Yesterday at work I spent the better part of the afternoon trying to figure out why a form couldn’t handle multiple file uploads. These uploads where failry big – quicktime and wmv files – so I thought the culprit was the large file size. But the script was not returning any error warnings or notices which made it quite a pain to debug. With a co-workers help we traced it to two settings in php.ini.

  • post_max_size = (some number)M
  • upload_max_filesize = (some number)M

post_max_size controls the total size of your post request while upload_max_filesize controls the max size of each file uploaded. The sum of file sizes can’t exceed the maximum size of the post request.

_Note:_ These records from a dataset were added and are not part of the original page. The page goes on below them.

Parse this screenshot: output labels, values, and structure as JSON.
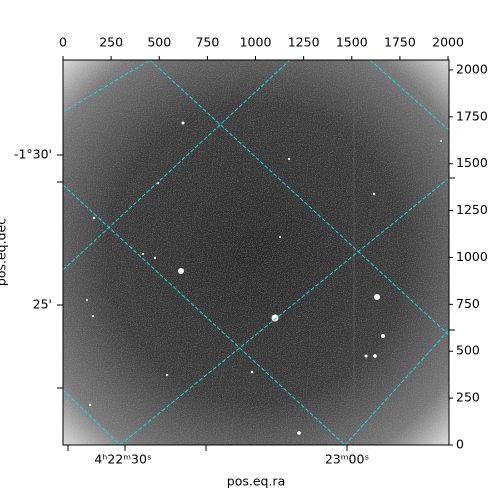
{
  "chart_data": {
    "type": "image",
    "xlabel": "pos.eq.ra",
    "ylabel": "pos.eq.dec",
    "xlim": [
      0,
      2005
    ],
    "ylim": [
      0,
      2053
    ],
    "xticks": [
      0,
      250,
      500,
      750,
      1000,
      1250,
      1500,
      1750,
      2000
    ],
    "yticks": [
      0,
      250,
      500,
      750,
      1000,
      1250,
      1500,
      1750,
      2000
    ],
    "ra_labels": [
      "4ʰ22ᵐ30ˢ",
      "23ᵐ00ˢ"
    ],
    "dec_labels": [
      "-1°30'",
      "25'"
    ]
  }
}
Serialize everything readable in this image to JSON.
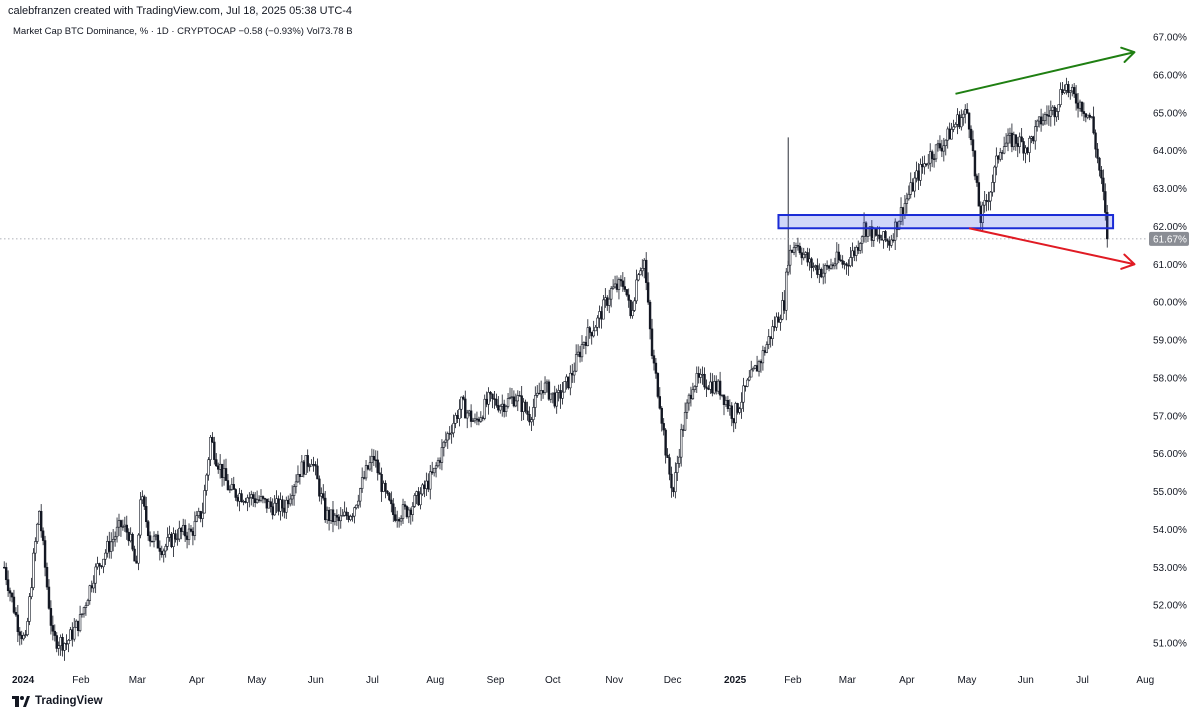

A related apache setting could come in to play here, LimitRequestBody, which also sets a limit on how large a post request can be. So, in order to have working uploads for your php scripts, these 3 numbers have to jive. LimitRequestBody = post_max_size >>> upload_max_filesize

PHP Application Frameworks

Whenever I’ve read about projects or people advocating the use of a Model-View-Controller framework for a php-driven web site, I’ve always gotten a hunch that its an overly-big hammer to use for your typical website. While the theory of its use may make sense for a desktop client application, I’m not convinced it fits for a website where what you are doing is sending pages of content to a browser. Other people seem to share this viewpoint. See Web Applications: still no ideal architecture… which links to the more interesting The Mountain of Worthless Information who writes:

At the end of the day, we need to stop pretending that the Web browser is just an extension of the desktop, and recognize it for what it really is: the old mainframe terminal, gussied up by lots of colors, graphics, and better fonts. Treat your web apps as we did terminal-based apps 30 years ago, and you’ll find your system behaves a lot better as a result.

On a related note, while the MVC pattern may not work for a php webpage. There’s no reason not to use a Frontcontroller. The WACT project’s page on FrontControllers is a handy reference for all the different ways you can register such a script on Apache including: Physical mapping, using mod_rewrite, and using the ErrorDocument directive.

Turns out all this time when I’ve been coding I’ve been using FrontControllers, I just didn’t know it. I see some interesting ways I can automate what I’ve been writing to create a simple, reusable front-controller script.